There was a little door by the icebox that went through the wall, and that is where he would put the ice. The milk, butter, and eggs were also delivered once a week.Another time I exasperated my parents was about this time at our church. A grown-up came into our Sunday school class and said, “All of you who are supposed to be baptized today come with me.”
Well, I was never one to be left out, so I fell in at the back of the line not knowing I had been baptized when I was about eight months old. We were marched into the main sanctuary and lined up in front of the congregation. My Mother and Father were horrified when they saw me at the end of the line. Not knowing what to do, they did nothing, so I was baptized for the second time. So you might say I am a double dipped Christian!
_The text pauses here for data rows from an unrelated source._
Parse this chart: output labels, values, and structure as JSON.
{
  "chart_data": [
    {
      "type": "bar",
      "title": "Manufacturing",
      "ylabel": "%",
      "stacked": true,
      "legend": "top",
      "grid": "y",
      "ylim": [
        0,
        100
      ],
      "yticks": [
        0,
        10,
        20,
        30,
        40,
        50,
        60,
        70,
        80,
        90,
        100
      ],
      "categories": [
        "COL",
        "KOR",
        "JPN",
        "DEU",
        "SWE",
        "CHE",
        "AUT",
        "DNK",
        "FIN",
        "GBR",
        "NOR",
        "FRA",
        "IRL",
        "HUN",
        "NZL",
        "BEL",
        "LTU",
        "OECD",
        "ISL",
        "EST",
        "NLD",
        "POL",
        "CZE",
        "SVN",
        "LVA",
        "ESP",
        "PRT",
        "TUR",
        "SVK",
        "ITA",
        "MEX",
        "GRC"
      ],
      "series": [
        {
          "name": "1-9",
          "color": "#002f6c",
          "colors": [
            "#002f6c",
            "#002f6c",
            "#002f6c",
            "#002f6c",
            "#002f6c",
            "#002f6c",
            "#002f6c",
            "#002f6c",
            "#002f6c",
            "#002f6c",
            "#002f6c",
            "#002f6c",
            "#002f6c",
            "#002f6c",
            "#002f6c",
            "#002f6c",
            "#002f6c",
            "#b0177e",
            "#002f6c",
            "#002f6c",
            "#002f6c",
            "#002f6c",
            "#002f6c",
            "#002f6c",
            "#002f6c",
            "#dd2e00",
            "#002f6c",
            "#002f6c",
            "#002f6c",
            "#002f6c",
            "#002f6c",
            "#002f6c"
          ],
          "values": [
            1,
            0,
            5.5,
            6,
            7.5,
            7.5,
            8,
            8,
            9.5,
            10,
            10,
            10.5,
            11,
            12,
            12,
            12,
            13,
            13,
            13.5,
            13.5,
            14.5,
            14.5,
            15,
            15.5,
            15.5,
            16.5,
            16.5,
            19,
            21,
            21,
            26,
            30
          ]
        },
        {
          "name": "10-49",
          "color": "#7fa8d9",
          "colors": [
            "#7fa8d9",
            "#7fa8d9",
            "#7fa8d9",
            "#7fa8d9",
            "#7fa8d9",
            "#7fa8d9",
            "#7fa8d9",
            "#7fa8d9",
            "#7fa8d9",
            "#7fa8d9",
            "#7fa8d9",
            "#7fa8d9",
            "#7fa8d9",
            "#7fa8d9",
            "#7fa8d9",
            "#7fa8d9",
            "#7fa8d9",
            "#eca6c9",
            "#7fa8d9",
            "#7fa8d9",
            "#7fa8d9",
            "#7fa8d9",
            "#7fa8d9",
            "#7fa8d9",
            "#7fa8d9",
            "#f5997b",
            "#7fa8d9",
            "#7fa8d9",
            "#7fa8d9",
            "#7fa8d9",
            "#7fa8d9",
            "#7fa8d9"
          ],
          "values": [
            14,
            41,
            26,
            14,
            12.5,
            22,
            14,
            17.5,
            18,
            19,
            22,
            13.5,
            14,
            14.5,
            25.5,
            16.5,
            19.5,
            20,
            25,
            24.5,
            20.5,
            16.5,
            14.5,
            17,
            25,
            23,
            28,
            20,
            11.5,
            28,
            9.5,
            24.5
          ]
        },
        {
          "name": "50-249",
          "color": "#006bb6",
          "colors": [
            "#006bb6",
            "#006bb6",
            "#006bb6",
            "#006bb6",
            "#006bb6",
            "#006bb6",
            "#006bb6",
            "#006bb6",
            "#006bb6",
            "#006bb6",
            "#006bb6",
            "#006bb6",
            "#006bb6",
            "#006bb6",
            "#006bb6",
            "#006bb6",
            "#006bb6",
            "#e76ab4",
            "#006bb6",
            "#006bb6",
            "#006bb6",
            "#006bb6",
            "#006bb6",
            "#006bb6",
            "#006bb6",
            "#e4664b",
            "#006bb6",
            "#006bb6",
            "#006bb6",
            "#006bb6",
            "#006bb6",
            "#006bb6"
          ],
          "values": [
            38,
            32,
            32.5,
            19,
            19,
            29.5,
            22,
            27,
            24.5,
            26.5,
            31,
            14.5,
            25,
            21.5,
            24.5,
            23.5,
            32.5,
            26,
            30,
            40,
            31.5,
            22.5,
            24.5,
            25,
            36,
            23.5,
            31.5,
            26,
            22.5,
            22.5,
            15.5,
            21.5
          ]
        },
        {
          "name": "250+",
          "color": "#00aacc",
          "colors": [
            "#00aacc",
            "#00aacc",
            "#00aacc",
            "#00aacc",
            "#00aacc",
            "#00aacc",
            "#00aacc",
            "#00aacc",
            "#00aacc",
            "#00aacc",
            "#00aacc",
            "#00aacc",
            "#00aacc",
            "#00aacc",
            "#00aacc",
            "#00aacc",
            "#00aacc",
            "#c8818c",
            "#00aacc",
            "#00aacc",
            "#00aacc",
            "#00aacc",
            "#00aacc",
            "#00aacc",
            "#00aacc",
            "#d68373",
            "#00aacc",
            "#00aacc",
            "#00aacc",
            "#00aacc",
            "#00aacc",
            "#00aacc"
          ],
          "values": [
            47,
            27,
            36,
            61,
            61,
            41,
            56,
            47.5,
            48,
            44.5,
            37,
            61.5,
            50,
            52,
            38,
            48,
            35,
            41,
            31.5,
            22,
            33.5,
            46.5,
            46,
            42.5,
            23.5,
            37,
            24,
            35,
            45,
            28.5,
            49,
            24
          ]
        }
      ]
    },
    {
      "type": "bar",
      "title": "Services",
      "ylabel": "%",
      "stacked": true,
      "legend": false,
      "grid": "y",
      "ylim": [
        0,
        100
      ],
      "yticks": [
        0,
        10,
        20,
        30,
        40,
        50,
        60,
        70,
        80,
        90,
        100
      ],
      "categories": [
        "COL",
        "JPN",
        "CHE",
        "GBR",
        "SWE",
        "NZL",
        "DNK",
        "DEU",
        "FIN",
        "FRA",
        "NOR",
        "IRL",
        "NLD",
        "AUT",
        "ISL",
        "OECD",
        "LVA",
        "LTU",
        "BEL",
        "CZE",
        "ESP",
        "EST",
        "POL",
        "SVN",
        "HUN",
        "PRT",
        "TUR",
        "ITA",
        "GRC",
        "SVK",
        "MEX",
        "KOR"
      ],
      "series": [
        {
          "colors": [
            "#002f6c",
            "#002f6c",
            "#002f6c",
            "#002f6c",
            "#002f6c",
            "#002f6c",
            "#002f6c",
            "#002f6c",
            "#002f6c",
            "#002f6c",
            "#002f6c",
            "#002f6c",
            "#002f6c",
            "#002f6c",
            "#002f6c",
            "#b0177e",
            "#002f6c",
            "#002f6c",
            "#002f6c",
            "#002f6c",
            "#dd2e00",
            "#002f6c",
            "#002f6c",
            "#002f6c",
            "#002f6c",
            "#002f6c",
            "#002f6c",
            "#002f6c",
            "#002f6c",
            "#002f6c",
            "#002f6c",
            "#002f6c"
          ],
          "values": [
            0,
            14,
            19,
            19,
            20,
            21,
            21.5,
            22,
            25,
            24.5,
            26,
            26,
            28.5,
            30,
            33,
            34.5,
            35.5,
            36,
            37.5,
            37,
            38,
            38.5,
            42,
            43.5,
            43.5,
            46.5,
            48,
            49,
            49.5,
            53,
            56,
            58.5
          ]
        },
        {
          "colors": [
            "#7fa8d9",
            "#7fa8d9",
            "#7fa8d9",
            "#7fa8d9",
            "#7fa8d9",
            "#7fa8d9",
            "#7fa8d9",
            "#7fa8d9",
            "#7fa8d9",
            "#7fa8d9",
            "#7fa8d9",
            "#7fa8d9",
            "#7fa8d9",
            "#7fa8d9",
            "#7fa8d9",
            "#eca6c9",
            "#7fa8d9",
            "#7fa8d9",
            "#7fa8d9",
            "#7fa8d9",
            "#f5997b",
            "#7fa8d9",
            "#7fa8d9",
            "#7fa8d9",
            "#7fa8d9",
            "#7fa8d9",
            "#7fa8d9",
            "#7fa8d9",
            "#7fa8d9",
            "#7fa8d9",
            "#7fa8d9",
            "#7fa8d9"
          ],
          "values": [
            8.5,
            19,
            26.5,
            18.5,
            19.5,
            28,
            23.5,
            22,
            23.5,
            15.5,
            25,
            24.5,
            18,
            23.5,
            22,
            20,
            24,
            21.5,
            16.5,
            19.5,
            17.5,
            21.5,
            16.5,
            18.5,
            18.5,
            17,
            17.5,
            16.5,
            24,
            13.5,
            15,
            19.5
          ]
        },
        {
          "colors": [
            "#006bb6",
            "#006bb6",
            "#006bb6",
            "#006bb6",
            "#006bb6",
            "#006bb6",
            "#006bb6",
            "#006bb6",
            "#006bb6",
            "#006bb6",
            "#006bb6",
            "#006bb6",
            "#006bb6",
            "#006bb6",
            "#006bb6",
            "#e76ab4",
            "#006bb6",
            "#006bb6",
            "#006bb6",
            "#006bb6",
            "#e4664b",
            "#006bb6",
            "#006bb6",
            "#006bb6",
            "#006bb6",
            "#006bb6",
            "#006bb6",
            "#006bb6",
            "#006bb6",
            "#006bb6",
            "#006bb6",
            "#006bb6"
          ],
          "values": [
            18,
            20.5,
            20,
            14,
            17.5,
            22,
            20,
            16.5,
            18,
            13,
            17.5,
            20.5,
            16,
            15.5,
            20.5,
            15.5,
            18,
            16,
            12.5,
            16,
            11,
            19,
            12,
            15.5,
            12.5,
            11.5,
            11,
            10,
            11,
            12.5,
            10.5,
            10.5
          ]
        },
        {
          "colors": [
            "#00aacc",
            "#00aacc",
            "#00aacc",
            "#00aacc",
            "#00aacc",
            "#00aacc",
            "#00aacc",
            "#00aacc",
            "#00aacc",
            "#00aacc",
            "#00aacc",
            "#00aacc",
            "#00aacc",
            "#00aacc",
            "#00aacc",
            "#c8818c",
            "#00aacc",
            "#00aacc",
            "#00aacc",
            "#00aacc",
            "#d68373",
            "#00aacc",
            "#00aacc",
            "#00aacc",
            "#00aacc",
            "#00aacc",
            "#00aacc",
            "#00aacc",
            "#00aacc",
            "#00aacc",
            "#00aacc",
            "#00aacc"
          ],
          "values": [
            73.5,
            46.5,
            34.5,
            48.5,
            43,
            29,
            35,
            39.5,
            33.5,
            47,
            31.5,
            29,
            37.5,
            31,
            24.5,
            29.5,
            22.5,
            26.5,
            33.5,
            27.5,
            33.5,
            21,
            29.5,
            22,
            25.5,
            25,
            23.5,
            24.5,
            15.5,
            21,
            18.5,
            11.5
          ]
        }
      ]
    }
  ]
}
About this time my Dad left the highway department and formed a partnership with a friend of his, named McKelvey. Dad’s brother Hugh joined them about a year later and they named their new company Field Brothers Construction. Hugh moved to Lubbock with his wife, Vida, and son, Townsend. Hugh had been one of a very few Naval Aviation pilots in World War I. Dad was just a teenager and worked in the shipyard. Hugh smoked a pipe like Dad but was more studious and serious. He had a great sense of humor but was just more reserved. Dad was more the life of the party type; he loved practical jokes and liked everyone and everyone seemed to like him. Hugh was a few years older than Dad and had withdrawn from college so Dad could go, because finances were tight in their family. Dad appreciated that and never forgot it.